There is nothing particularly offensively bad about Allegiant. It suffers from a far worse fate – a mediocre plot line which is very disappointing after a high octane first and second instalment in the series.
Allegiant is the final book in Veronica Roth’s distopian fiction series which began with Divergent (which has just been released on the big screen, and you can view our review of it here) and had Insurgent as the sequel. It follows central characters Tris and Tobias in the wake of the destruction of the faction system by the factionless and their leader, Evelyn. The reader follows the two as they go beyond the limits of their city to discover what is beyond, and the reason that their ancestors had been placed within the city by an unknown entity.
What follows is a hodge podge attempt to widen out the world established in the two previous books. The idea of characters being ‘divergent’ or outside the faction categorisations is made largely obsolete as Roth tries to explain the concept as part of wider categorisation of people, that of being ‘generically pure’ or ‘genetically damaged’ after government experiments into eradicating undesirable genes. It is more than a little unconvincing and comes out of nowhere – after two books which are all about categorising people into factions, this feels like a little bit too late to be establishing such big ideas.
There was something very compelling about Divergent and Insurgent – the plot raced along through the text and pulled the reader along with it. In comparison, this book is very static, and suffers for it. While moments of quiet can sometimes allow for action sequences to have more impact, here it dragged too much and didn’t keep the reader engaged. Revelations about the government, city and Tris’s mother should have shocked and kept the reader engaged in the political side of the story line – instead they seemed to fizzle with little impact.
Roth has never been afraid of killing off characters that are close to Tris, and for the most part these deaths have emotional impact. Perhaps it was reader’s fatigue, or a fatalistic acceptance that no character was safe, but in this book deaths seemed to loose their impact. I found myself caring less and less as the body count rose. In terms of the characters, there seemed to be a loss of dynamism in their characterisation. Tris and Tobias were no different on the surface, but yet there was still something missing their. Their arguments seemed predictable, and their resolution inevitable, which meant that it didn’t really raise the stakes in terms of their relationship. The relationship, and their characterisation just fell a little flat.
Roth certainly tries to break the mould of distopian fiction at the end of the text, and makes a brave move, which ultimately does not work. While I can understand the reasons for the conclusion to the final set piece of action, the execution of it is subpar, and in some ways results in regression in the character development of Tris.
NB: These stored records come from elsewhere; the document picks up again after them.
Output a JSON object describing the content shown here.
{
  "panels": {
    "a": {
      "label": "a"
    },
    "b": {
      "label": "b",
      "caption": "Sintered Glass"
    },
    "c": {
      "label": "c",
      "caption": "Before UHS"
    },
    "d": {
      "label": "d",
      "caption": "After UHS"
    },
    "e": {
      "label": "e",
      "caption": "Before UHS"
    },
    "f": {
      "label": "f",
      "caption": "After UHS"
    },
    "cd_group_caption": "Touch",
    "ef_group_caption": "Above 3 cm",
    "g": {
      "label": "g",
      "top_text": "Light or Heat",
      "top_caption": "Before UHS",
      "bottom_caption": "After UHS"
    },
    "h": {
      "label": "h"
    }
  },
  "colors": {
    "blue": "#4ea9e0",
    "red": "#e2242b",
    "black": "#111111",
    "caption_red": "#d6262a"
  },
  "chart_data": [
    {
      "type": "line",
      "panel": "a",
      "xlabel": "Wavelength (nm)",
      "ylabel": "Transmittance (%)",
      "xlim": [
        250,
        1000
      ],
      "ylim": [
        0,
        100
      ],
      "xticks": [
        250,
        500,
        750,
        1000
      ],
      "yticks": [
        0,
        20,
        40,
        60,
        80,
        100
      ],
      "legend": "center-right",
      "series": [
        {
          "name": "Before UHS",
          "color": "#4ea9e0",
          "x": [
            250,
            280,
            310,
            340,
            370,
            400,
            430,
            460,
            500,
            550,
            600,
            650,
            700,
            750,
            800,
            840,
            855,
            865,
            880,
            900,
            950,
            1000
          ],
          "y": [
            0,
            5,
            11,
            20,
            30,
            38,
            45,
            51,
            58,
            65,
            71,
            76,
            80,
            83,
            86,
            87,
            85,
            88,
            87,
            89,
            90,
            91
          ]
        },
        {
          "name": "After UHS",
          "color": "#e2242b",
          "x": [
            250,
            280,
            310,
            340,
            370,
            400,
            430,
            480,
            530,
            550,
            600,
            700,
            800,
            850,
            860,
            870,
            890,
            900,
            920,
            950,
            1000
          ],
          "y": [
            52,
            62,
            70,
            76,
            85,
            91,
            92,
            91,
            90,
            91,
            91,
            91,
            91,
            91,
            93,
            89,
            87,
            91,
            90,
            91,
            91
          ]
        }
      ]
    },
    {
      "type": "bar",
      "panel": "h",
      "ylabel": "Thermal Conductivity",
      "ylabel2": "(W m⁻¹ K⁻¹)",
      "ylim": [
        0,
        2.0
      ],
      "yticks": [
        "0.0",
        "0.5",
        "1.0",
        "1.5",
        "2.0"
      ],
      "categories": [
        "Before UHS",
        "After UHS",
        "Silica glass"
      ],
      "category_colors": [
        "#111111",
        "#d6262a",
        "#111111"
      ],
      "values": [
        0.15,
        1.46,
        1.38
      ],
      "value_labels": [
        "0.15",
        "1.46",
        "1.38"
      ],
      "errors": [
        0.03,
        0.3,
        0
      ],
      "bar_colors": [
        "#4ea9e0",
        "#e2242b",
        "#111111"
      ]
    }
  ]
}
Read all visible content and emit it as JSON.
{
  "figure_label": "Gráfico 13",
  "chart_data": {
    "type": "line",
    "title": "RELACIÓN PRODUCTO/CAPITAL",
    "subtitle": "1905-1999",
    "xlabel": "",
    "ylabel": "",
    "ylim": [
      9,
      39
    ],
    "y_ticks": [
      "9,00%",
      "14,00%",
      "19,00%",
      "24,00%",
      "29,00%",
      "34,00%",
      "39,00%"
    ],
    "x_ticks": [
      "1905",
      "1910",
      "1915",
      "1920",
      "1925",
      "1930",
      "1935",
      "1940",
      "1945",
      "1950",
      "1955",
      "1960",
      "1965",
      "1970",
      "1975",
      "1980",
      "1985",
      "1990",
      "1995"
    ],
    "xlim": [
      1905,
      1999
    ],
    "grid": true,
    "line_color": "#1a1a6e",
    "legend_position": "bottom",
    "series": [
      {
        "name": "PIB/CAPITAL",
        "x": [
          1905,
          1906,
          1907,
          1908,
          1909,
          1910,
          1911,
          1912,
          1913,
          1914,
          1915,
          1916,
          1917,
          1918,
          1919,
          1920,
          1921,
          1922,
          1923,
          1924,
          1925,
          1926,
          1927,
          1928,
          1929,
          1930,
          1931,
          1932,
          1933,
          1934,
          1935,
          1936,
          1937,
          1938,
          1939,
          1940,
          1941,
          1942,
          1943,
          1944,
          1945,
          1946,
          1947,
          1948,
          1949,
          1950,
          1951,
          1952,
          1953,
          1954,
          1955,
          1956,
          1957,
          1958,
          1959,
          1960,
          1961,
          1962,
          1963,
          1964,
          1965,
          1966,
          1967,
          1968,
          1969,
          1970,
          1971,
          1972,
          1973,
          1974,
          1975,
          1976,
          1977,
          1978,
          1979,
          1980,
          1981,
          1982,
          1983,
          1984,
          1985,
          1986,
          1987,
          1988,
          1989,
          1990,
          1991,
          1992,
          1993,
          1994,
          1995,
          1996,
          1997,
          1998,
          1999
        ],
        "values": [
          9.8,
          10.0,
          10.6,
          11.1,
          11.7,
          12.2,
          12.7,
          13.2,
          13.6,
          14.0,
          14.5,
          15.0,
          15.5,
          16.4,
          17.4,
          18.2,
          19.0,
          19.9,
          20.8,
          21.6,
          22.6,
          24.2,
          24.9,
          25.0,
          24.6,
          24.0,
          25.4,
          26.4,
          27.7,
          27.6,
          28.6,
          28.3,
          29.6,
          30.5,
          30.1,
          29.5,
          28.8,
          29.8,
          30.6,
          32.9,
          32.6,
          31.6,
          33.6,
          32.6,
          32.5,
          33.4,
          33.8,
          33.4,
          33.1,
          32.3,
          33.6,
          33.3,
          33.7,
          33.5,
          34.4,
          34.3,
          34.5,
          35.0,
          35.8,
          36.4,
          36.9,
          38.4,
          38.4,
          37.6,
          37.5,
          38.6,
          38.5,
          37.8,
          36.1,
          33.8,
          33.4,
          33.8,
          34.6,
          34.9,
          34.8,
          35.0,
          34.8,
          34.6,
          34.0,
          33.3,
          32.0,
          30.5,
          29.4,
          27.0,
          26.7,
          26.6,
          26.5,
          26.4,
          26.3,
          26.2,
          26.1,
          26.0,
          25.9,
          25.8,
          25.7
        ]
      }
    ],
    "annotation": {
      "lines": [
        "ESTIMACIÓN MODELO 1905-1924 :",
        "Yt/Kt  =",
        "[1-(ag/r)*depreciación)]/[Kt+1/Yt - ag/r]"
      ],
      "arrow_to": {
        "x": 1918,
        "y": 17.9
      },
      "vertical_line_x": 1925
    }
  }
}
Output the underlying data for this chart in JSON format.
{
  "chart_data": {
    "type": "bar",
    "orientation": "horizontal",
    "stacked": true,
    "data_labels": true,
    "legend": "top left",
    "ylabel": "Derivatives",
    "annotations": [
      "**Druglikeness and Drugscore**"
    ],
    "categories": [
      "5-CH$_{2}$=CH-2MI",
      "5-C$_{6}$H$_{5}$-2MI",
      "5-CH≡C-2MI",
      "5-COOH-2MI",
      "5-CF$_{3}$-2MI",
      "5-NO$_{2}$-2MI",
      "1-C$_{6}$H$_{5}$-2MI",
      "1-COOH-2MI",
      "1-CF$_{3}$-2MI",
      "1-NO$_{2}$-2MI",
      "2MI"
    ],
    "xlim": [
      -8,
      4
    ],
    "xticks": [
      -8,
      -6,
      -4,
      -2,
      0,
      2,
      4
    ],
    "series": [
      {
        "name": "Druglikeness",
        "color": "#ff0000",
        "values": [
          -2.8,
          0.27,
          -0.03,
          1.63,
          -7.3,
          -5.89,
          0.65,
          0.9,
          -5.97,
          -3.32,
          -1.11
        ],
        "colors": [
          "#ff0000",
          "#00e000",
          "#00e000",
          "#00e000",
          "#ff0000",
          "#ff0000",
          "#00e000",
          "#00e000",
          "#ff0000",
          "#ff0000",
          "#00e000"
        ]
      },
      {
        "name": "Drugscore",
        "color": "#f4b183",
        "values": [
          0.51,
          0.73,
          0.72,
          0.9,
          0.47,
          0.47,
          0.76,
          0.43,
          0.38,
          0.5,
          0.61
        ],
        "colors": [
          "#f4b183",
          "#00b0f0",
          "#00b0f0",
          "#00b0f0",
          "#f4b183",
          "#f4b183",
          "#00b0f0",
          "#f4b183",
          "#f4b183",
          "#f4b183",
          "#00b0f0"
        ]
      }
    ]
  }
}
With the recent announcement by Lionsgate that this book will be made in two films, following the trend set by the Harry Potter franchise, I can’t help but question why. It will certainly make money, but this book will hardly make for two mediocre films, let alone be as engaging as The Hunger Games or Harry Potter.
5/10 – a subpar finale to an exciting series which meant it fizzled out, rather than ended with a bang.
Allegiant is published by Harper Collins, and is available now.